The CHIME team reported that the bursts’ sources seemed to be evenly spread across the sky. Only a handful could be traced to any particular galaxy.
Origin theories
In recent years, researchers have monitored some the regions of the sky that produced bursts in the past, and in some cases have seen them re-occur with regular periodicity. The ‘repeater’ discovered by Spitler and her collaborators in 2016, for example, has cycles of activity lasting a day or so—emitting several bursts per hour—and repeating every 160 days.
This regular repetition offers some clues to what might be causing the bursts. One possible explanation, Spitler says, is that repeaters could occur when a highly magnetized neutron star circles around an ordinary star in an elongated orbit. As the neutron star periodically gets closer to its companion, bursts could result from its magnetic field scattering the highly energetic stellar wind.
Non-repeaters, on the other hand, could be the result of cataclysmic events, such as the collisions of neutron stars, or magnetic storms in young neutron stars called magnetars. The Milky Way event was linked to a known magnetar. But the magnetar theory has been cast into doubt by the finding, reported last month, of a burst from a ‘globular cluster’ in the galaxy M81. Globular clusters are dense collections of very old stars, and are considered unlikely to host magnetars.

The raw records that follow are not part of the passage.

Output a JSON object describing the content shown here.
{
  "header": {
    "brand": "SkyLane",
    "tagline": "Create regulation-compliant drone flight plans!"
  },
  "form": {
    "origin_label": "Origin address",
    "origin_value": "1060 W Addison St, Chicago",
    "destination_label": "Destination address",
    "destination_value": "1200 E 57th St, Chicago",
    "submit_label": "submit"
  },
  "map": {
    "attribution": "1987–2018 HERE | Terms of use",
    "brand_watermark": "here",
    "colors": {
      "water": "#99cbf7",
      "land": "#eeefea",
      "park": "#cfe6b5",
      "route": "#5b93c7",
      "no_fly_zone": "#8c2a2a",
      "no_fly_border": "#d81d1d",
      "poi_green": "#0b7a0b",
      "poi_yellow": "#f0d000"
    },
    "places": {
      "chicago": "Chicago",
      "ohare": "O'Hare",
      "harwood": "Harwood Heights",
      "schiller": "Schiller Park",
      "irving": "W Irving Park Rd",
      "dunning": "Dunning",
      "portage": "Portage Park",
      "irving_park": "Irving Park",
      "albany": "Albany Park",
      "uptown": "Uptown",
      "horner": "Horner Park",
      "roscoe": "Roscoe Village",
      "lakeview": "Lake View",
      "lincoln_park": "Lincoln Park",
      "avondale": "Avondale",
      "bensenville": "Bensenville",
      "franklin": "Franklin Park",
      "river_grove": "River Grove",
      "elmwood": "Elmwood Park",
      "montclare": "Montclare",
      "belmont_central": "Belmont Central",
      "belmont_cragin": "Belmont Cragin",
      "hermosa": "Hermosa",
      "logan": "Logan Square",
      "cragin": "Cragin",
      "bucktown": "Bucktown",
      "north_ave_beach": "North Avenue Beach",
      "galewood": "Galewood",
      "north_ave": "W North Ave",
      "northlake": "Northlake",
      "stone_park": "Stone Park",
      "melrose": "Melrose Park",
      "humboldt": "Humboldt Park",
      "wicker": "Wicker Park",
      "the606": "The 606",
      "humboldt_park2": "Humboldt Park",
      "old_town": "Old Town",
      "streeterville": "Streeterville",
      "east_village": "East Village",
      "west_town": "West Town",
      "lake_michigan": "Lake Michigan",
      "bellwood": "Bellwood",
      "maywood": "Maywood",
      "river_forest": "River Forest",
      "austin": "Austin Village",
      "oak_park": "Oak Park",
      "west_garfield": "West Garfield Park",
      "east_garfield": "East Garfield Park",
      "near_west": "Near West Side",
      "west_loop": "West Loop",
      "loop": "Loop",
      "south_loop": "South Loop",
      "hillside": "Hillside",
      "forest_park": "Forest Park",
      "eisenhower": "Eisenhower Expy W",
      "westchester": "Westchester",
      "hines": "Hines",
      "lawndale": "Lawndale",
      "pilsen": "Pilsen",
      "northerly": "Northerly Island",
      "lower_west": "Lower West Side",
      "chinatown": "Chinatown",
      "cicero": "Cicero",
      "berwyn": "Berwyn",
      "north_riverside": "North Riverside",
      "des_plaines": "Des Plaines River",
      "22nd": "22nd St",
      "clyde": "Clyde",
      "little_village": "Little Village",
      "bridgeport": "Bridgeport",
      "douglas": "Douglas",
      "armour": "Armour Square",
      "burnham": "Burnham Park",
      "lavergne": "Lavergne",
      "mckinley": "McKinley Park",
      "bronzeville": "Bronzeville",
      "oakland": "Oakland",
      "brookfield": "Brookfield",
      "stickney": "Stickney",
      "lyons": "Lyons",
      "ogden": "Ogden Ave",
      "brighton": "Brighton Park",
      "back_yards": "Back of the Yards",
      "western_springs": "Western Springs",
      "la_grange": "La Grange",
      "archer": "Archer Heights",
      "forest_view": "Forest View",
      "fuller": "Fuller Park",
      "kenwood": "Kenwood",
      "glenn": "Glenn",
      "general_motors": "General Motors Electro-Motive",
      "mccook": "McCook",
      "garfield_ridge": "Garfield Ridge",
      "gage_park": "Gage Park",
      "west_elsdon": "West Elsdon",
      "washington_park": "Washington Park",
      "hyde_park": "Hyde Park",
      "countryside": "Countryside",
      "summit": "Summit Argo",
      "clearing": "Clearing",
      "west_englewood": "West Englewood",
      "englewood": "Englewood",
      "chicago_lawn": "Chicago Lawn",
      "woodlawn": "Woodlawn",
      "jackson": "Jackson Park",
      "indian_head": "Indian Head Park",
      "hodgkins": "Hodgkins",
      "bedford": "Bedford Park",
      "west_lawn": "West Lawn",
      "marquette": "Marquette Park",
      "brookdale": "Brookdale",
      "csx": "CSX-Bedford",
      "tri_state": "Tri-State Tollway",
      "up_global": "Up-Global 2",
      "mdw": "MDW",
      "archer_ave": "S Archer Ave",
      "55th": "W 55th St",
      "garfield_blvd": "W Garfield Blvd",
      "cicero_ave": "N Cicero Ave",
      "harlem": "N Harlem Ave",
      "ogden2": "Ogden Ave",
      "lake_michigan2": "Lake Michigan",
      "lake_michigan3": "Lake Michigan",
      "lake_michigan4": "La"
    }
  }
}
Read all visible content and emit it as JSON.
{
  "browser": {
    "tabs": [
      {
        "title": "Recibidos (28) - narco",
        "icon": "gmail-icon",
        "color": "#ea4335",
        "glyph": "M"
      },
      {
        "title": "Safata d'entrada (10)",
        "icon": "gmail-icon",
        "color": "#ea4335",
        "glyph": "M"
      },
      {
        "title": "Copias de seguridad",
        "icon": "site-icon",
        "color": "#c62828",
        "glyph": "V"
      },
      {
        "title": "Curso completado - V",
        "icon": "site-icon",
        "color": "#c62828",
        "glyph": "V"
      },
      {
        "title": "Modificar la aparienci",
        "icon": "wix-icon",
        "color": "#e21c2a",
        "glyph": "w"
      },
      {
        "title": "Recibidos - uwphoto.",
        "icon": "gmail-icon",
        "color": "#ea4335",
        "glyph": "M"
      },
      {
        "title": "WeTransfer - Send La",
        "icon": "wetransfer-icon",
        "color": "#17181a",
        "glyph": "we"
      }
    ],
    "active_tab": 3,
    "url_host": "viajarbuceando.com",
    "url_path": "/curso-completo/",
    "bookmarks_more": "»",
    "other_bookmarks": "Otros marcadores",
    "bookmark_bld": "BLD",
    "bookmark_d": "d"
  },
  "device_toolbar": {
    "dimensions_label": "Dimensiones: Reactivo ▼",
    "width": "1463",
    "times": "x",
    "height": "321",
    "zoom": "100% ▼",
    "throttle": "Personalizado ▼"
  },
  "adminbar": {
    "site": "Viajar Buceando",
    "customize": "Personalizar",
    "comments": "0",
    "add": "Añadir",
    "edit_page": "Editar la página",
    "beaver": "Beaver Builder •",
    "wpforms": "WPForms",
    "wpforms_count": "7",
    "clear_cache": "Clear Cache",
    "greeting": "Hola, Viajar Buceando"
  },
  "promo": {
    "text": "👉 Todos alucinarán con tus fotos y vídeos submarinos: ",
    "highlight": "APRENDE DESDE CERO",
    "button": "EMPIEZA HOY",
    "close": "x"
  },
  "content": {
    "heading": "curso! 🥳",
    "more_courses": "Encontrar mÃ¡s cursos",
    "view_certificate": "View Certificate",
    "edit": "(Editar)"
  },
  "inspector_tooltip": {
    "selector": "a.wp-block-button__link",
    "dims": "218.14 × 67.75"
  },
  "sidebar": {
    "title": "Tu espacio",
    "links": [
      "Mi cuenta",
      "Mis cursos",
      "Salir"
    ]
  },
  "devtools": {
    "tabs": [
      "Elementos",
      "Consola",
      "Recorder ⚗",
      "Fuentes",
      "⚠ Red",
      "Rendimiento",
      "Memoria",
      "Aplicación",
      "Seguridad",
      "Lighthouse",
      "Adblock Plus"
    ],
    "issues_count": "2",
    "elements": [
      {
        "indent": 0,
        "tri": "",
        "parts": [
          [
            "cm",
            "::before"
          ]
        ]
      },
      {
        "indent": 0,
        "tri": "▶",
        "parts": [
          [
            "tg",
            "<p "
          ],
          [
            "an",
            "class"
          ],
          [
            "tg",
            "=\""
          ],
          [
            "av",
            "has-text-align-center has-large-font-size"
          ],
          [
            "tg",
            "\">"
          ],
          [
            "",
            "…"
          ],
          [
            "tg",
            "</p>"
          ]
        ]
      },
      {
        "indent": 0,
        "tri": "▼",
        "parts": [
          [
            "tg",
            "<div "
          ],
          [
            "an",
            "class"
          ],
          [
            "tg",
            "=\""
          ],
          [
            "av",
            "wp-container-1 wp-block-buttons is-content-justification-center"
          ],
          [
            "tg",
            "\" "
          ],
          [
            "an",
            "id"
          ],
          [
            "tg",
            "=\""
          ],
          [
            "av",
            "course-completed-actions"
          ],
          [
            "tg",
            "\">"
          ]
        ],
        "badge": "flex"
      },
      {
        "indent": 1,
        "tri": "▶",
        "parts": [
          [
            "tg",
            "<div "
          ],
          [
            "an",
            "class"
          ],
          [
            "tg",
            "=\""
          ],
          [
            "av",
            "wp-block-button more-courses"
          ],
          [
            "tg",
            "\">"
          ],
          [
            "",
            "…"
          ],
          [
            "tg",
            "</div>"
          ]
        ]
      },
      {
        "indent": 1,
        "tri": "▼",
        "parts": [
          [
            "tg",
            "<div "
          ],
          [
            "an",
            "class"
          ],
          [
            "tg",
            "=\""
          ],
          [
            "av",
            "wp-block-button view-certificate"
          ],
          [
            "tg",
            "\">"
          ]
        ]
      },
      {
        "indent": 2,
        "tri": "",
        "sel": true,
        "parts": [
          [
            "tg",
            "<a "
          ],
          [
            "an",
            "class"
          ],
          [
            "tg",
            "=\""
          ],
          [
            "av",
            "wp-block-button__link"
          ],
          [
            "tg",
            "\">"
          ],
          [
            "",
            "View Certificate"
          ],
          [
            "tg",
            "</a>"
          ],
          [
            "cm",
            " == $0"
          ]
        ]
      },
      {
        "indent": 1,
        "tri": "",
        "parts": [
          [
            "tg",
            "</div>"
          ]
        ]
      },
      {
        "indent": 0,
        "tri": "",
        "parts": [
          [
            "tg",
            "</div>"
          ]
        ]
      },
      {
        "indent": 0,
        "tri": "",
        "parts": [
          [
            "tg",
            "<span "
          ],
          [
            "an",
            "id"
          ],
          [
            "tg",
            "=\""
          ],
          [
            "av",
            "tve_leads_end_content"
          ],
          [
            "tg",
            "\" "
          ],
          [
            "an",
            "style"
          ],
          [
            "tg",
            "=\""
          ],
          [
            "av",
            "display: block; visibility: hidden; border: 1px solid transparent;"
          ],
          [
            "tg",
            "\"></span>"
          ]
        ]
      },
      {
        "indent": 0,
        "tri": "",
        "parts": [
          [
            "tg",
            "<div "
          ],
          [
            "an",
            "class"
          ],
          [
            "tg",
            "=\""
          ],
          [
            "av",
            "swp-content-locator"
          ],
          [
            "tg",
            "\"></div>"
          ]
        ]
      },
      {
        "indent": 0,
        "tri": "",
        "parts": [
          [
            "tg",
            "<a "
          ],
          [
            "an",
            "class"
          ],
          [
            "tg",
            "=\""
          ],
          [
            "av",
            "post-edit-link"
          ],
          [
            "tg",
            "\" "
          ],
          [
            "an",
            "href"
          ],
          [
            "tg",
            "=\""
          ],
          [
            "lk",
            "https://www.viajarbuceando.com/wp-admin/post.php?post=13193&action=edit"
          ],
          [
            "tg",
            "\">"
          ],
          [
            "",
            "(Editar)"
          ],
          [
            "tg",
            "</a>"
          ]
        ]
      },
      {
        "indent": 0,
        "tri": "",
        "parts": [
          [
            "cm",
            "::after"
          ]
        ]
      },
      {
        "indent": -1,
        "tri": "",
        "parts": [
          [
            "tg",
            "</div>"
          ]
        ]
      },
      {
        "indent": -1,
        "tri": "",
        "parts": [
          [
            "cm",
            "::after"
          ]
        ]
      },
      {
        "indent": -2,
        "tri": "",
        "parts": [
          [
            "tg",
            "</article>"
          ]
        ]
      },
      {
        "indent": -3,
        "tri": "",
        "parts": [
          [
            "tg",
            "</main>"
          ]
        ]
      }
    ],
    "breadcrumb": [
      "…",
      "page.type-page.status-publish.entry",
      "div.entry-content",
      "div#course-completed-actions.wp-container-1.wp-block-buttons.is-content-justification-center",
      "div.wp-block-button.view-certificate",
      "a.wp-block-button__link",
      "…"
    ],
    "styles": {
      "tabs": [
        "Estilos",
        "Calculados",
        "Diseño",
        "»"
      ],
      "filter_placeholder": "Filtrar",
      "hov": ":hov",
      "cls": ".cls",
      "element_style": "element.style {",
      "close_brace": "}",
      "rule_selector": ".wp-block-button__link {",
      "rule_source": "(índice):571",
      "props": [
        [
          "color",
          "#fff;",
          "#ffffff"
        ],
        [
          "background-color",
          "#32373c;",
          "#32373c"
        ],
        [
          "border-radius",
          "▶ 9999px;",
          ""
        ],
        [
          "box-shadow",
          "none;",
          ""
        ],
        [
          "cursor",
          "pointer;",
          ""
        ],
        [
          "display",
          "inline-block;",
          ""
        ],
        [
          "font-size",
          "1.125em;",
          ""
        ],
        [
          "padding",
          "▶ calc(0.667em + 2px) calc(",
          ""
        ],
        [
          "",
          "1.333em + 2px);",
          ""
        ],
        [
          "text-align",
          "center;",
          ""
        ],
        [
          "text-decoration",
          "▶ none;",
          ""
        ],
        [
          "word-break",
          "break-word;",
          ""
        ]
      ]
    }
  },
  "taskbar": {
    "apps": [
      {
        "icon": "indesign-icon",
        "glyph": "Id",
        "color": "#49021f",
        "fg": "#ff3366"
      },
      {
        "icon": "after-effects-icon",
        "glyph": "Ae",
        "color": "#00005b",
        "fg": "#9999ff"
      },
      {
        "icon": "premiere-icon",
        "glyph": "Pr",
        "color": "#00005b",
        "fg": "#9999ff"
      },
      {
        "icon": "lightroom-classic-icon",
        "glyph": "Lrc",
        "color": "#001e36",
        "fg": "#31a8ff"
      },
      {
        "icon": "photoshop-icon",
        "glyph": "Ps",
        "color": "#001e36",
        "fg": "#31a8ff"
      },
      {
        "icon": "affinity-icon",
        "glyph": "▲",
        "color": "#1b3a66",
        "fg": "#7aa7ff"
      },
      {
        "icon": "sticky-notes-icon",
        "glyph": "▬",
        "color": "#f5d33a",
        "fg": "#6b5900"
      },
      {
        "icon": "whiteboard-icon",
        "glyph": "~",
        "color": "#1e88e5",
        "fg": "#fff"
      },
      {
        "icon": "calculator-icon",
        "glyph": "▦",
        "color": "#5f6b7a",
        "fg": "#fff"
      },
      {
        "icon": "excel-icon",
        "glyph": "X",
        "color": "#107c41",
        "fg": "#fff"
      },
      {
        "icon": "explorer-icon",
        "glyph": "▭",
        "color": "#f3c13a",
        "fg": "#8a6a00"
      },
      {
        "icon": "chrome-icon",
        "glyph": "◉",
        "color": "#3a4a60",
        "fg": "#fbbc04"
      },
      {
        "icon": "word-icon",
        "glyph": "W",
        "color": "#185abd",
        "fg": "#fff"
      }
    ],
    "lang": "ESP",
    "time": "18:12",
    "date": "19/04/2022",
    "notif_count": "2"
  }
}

The first discovery of a fast radio burst in 2007 came as a shock to researchers, and for many years only a few were known, Masui recalls. Theorists came up with a plethora of possible explanations, and the running joke was that the theories outnumbered the actual events. Now CHIME has reversed that trend, he says: “I don’t think theorists will catch up with us.” And this first catalogue of bursts is only the beginning: since those results were collected, the team has continued to detect many more fast radio bursts, and will publish them for years to come.